In some other States, there’s annual sessions but one may be longer, where the legislature meets for the budget, platform planks, statewide legislation, bills that may generate debate, etc. while in alternate years there’s just the budget, bills that affect localities, and noncontroversial housekeeping. And variations thereof.
Only a mere handful of states have officially"full time legislatures" in the style of the Federal Congress, that sit in both Fall and Spring terms and require the member to quit any other job. Of course, as society and government became more complicated, the legislators in many states found that in addition to their lawgiver functions they also had to do a lot of oversight, citizen advocacy, mediation, civic booster, etc. so for a majority of the states nowadays the legislator is serving the public in all seasons. But still, most of them have the actual Regular Session, where Bills are passed, run only about half the year, with the rest being dedicated to committee work and District-Office citizen-service work.
That said, it is parliamentarily correct that the inadvertent omission or inclusion of a word that causes a change of the substantive meaning of the statute, is something that cannot be dispensed with as a mere grammatical correction.
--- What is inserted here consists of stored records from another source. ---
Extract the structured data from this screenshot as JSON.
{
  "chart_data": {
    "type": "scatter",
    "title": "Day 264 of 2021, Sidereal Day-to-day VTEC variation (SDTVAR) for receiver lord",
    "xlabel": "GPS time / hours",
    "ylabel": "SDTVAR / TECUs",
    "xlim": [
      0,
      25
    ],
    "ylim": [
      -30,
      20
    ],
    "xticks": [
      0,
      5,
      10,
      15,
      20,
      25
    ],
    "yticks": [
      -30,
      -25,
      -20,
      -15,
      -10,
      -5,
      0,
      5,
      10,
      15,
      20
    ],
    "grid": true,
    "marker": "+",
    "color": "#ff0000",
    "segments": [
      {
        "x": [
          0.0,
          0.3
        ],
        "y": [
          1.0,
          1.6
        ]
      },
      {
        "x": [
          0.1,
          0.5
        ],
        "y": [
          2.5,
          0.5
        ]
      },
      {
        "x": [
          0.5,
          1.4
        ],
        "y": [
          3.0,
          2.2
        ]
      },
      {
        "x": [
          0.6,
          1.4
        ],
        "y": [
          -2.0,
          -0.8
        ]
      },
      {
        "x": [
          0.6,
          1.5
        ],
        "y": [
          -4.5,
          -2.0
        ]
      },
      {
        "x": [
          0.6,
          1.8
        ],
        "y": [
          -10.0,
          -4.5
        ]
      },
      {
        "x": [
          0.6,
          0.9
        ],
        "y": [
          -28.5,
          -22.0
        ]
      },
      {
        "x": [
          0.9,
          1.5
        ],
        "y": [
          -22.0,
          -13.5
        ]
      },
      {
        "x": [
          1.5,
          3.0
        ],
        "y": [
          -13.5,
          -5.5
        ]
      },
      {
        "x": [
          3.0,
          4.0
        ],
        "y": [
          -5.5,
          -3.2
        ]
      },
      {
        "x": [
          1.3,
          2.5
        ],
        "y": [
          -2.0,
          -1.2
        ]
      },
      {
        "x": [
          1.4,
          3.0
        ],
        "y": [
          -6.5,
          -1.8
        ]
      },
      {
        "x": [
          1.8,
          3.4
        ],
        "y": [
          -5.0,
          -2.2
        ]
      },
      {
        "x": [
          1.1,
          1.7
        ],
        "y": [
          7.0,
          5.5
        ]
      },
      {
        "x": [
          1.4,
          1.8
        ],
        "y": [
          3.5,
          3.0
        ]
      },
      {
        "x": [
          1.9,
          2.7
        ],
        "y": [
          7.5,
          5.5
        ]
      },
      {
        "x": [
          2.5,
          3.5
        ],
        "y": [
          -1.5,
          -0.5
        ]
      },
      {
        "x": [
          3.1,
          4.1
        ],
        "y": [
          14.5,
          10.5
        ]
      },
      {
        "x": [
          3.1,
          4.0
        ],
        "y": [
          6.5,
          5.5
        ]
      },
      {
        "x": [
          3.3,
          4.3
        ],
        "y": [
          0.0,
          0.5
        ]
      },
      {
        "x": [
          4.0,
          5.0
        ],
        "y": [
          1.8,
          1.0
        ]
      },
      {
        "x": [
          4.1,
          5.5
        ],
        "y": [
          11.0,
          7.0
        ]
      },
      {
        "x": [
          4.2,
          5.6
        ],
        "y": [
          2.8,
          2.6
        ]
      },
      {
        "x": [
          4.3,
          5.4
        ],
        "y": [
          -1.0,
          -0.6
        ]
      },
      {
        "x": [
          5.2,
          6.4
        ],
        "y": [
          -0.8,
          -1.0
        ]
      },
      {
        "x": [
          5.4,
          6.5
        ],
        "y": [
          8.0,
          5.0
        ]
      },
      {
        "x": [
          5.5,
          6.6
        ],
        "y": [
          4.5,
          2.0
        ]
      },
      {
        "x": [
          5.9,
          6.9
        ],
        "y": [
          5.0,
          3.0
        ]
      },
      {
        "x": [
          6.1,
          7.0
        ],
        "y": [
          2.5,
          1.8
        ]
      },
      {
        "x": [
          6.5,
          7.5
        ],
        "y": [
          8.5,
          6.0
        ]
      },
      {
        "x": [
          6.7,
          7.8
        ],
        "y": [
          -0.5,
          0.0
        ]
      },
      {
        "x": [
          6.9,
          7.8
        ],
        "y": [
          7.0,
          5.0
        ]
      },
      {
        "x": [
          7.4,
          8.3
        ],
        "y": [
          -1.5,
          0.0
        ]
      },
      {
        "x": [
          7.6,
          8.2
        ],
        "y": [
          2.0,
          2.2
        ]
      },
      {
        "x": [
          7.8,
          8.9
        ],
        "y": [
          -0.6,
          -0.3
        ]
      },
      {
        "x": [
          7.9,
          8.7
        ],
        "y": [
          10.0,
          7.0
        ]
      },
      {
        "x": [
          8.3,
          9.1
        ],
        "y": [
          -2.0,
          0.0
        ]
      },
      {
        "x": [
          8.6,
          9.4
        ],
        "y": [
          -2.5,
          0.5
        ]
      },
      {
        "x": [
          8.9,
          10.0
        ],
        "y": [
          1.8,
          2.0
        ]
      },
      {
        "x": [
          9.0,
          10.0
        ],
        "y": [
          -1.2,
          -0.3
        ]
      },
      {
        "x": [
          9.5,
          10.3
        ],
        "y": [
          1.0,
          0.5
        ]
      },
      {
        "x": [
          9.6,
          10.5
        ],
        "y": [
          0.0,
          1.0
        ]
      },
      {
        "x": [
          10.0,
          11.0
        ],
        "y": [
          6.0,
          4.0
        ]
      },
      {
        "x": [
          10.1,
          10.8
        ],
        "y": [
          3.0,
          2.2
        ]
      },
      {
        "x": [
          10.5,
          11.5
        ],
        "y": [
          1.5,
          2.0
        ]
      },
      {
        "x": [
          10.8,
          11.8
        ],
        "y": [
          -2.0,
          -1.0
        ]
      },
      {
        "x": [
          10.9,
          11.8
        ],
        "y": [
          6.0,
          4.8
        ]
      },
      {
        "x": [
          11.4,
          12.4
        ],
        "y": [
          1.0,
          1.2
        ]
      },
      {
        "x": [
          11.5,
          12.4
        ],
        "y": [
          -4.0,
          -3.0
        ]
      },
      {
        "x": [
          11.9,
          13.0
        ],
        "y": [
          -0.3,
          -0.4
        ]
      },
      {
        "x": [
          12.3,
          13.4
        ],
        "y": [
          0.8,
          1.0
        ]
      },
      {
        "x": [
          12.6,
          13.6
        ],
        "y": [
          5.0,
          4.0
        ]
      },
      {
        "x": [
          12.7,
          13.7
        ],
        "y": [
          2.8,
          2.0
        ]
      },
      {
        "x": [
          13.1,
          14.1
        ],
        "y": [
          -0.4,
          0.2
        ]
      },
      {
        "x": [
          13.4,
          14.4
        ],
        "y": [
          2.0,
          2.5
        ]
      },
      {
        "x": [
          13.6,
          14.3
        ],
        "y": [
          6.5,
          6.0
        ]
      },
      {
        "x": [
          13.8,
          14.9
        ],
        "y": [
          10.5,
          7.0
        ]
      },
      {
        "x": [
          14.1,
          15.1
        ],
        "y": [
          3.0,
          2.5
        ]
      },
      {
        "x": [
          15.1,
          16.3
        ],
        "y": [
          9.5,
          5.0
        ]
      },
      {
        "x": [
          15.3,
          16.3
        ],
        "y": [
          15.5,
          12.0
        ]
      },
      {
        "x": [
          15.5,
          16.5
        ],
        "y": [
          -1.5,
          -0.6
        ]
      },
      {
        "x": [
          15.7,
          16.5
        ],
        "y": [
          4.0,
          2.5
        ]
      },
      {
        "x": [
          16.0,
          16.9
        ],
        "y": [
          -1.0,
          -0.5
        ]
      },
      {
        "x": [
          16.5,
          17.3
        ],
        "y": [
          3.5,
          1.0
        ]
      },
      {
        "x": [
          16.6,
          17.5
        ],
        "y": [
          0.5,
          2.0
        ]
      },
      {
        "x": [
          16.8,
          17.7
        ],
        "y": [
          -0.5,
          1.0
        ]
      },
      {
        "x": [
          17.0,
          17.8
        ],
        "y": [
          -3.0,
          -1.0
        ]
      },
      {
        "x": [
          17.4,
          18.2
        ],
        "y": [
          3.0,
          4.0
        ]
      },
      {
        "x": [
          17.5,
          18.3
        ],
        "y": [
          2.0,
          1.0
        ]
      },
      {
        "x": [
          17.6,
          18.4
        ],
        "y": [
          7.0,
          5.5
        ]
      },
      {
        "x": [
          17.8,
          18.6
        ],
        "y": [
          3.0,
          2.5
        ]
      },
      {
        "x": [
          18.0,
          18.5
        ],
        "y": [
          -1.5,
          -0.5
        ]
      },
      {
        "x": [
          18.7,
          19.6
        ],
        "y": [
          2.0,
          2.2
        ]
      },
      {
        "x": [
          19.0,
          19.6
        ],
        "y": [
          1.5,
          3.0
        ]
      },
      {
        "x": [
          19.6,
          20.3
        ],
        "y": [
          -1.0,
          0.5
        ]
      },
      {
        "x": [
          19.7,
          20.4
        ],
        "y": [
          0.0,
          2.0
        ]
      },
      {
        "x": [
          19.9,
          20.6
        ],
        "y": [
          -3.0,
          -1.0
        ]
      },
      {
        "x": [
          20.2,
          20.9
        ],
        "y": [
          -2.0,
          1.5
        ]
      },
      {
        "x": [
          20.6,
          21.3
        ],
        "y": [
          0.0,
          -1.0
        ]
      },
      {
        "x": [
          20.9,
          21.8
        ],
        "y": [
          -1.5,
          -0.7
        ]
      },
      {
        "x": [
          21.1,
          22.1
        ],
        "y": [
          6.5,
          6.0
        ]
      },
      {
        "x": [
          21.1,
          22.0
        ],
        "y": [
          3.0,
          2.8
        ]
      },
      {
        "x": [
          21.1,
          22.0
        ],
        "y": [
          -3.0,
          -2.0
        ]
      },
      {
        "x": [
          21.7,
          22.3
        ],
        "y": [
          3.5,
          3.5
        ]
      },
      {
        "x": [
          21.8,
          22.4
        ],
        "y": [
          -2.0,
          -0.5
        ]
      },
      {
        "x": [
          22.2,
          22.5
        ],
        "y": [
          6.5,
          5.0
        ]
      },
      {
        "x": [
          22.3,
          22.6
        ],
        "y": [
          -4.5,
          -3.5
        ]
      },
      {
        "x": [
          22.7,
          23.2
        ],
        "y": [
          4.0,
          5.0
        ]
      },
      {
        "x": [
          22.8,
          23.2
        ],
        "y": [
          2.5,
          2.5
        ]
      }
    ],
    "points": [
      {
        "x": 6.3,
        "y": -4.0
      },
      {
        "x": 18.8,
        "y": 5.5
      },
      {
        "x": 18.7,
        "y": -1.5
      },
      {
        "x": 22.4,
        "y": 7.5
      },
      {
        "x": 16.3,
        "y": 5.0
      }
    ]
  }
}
It requires amendment by the legislative process.
Now, I’m pretty sure that if someone attempts to take undue advantage of this mistake, someone at the State AG office will discreetly advise some official at the proper level to take one for the team and flout the law. Then Hubert will have to sue the official/agency to make them write the marriage license for him and Lolita, and the AG and the Arkansas courts will be delighted to take the case… and drag it out (under an injunction for no other licenses to be issued under the new rules until it’s resolved) for as long as it takes for the Legislature to moot the issue.